Le projet : en route pour 5 ans !
Un article écrit par Sabrina Aouici, chercheuse à l’Assurance retraite
Le champ de l’habitat à destination des personnes âgées s’est considérablement diversifié depuis quelques décennies, avec l’émergence d’un parc de logements dits « intermédiaires ». Ces habitats ont comme caractéristiques de proposer des logements fonctionnels et des services pour faciliter les activités
du quotidien. Grâce aux espaces partagés au sein de ces structures et à la présence des salariés qui y travaillent, ces habitats visent aussi à soutenir les relations sociales. Les résidences autonomie (ex-logements-foyers) et les résidences services seniors sont les structures les plus répandues, mais d’autres formules existent, comme les « béguinages », les colocations seniors ou encore les habitats dits « inclusifs ».

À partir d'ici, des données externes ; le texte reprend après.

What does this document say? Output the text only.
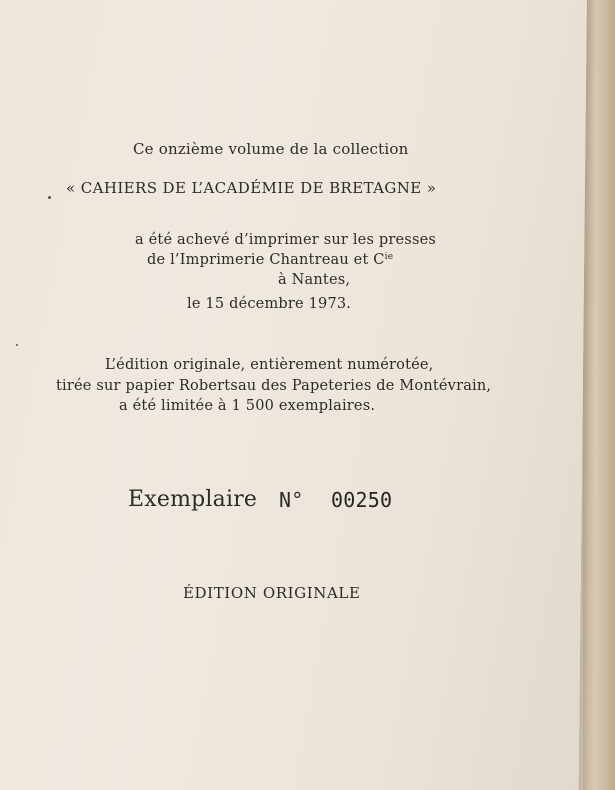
Ce onzième volume de la collection
« CAHIERS DE L’ACADÉMIE DE BRETAGNE »
a été achevé d’imprimer sur les presses
de l’Imprimerie Chantreau et $C^{ie}$
à Nantes,
le 15 décembre 1973.
L’édition originale, entièrement numérotée,
tirée sur papier Robertsau des Papeteries de Montévrain,
a été limitée à 1 500 exemplaires.
Exemplaire N° 00250
ÉDITION ORIGINALE
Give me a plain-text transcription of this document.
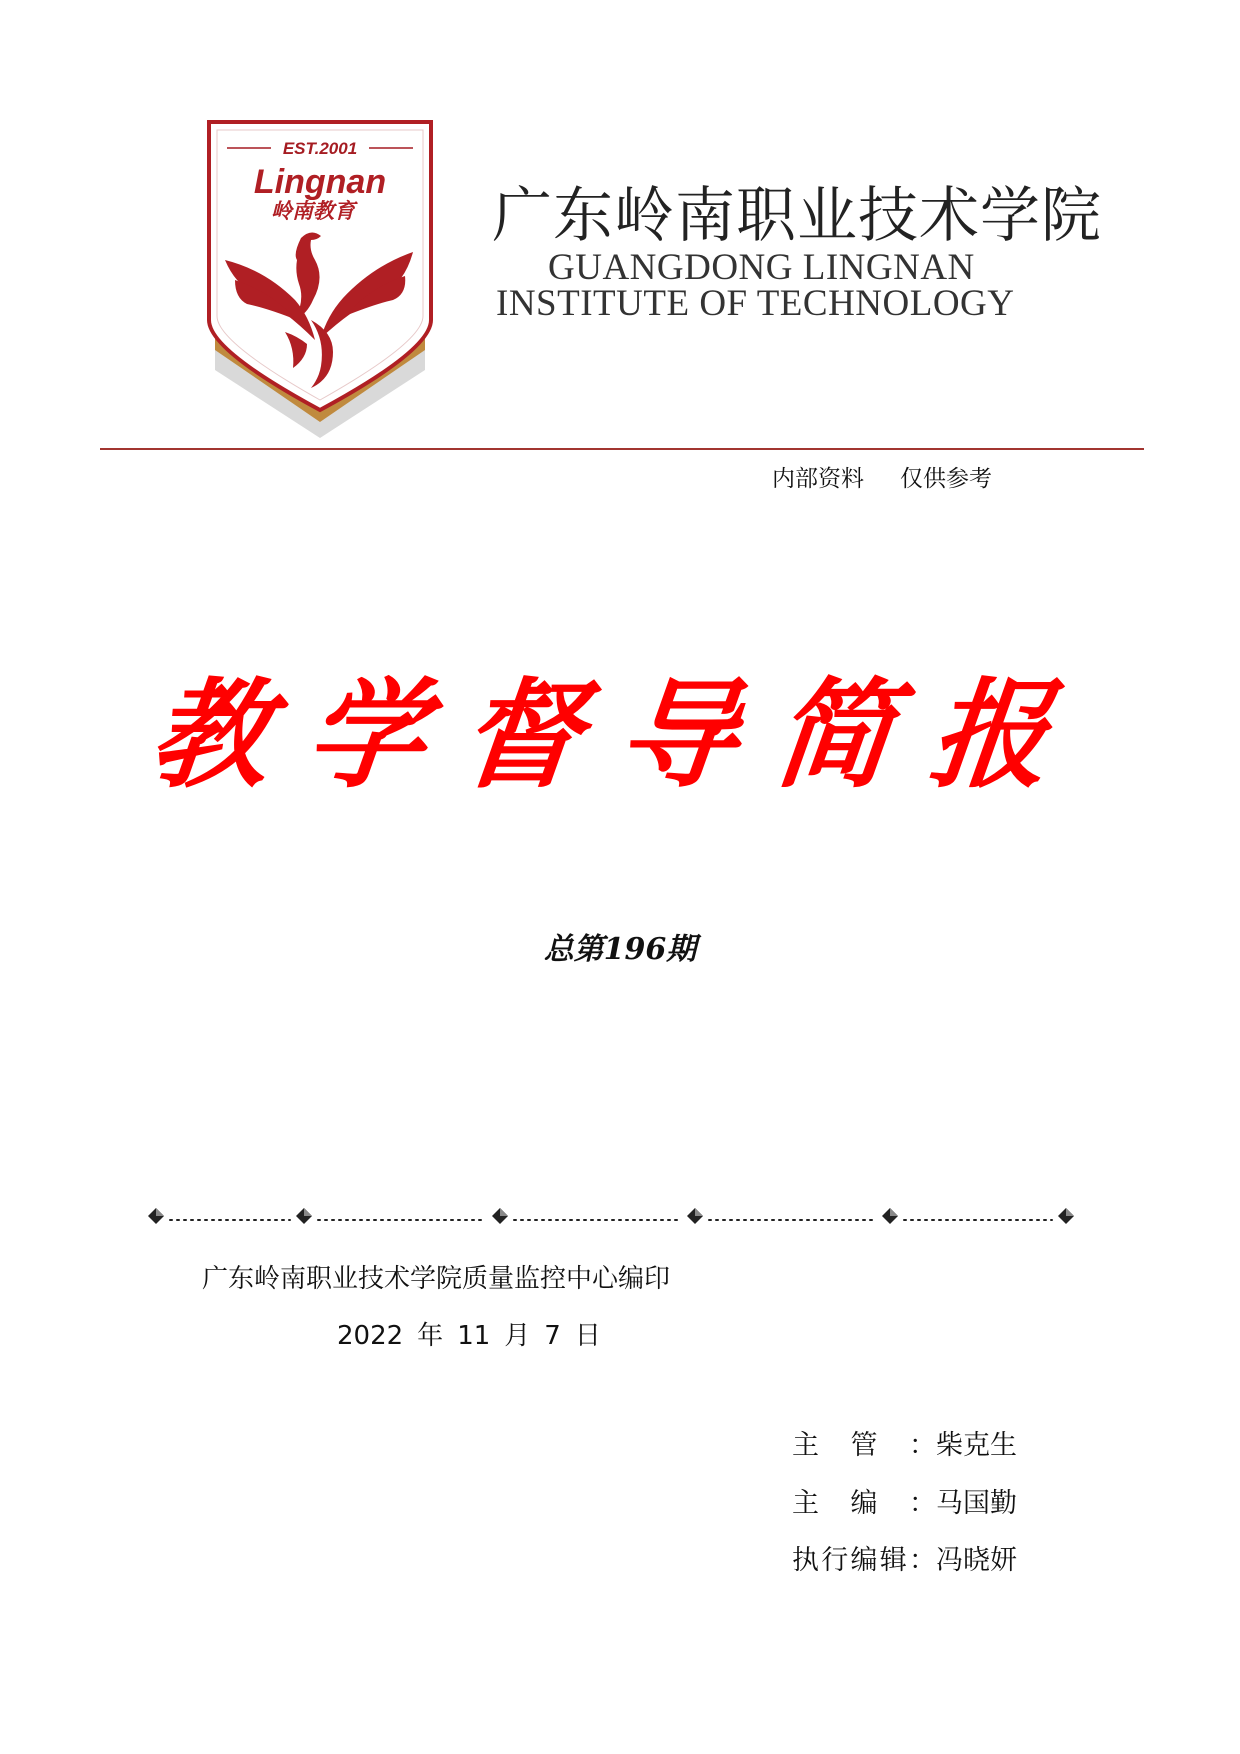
EST.2001
Lingnan
岭南教育 广东岭南职业技术学院
GUANGDONG LINGNAN
INSTITUTE OF TECHNOLOGY
内部资料 仅供参考
教学督导简报
总第196期
广东岭南职业技术学院质量监控中心编印
2022 年 11 月 7 日
主管： 柴克生
主编： 马国勤
执行编辑： 冯晓妍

L’étude Hilauseniors a pour objectif principal d’explorer les relations entre l’autonomie des personnes âgées de 75 ans et plus et l’habitat, et plus spécifiquement de voir ce que les habitats intermédiaires apportent par rapport au logement « ordinaire ». Pour atteindre cet objectif, nous allons suivre pendant
4 ans une cohorte de plusieurs milliers de retraités vivant soit en logement ordinaire, soit en habitat intermédiaire, et nous allons comparer l’évolution de leur autonomie dans différents aspects de la vie quotidienne.
Des retraités reçoivent actuellement un courrier de l’Assurance retraite les invitant à répondre à un questionnaire et ainsi à « entrer » dans la « cohorte Hilauseniors ». Ces retraités seront interrogés trois fois, à 18 mois d’intervalle. Il faudra attendre le prochain numéro de la gazette pour savoir combien de personnes sont effectivement membres de la cohorte. Les résultats seront analysés par les chercheurs du consortium pluridisciplinaire, dont les logos figurent en dernière page.
Cadrage : vieillissement démographique, quels enjeux ?
Un article écrit par Carole Bonnet, chercheuse à l’Ined
En 1990, 14 Français sur 100 étaient âgés de 65 ans et plus. Trente ans plus tard, ils sont 21, et selon les dernières projections démographiques de l’Insee, réalisées en 2021, ils seront 27 en 2050. Ce vieillissement démographique, entendu comme une hausse de la part des 65 ans et plus dans la population, résulte d’un double effet. L’espérance de vie s’est fortement accrue depuis 1950 : de 63,4 ans pour les hommes et 69,2 ans pour les femmes en 1950, elle s’établit en 2023 à 80 ans et 85,7 ans. Par ailleurs, les générations nombreuses du baby-boom, nées après 1945, arrivent à ces âges de 65 ans et plus depuis 2010. Les deux phénomènes conduisent ainsi à un accroissement marqué des effectifs, en particulier ceux des plus âgés. La population des 75 ans et plus a ainsi quasiment doublé depuis 1990, passant de 3,8 à 7 millions aujourd’hui, et la croissance devrait se poursuivre pour atteindre 11,3 millions de personnes en 2050. La croissance est encore plus spectaculaire pour les 85 ans et plus, dont les effectifs seraient multipliés par 5 sur la même période 1990-2050.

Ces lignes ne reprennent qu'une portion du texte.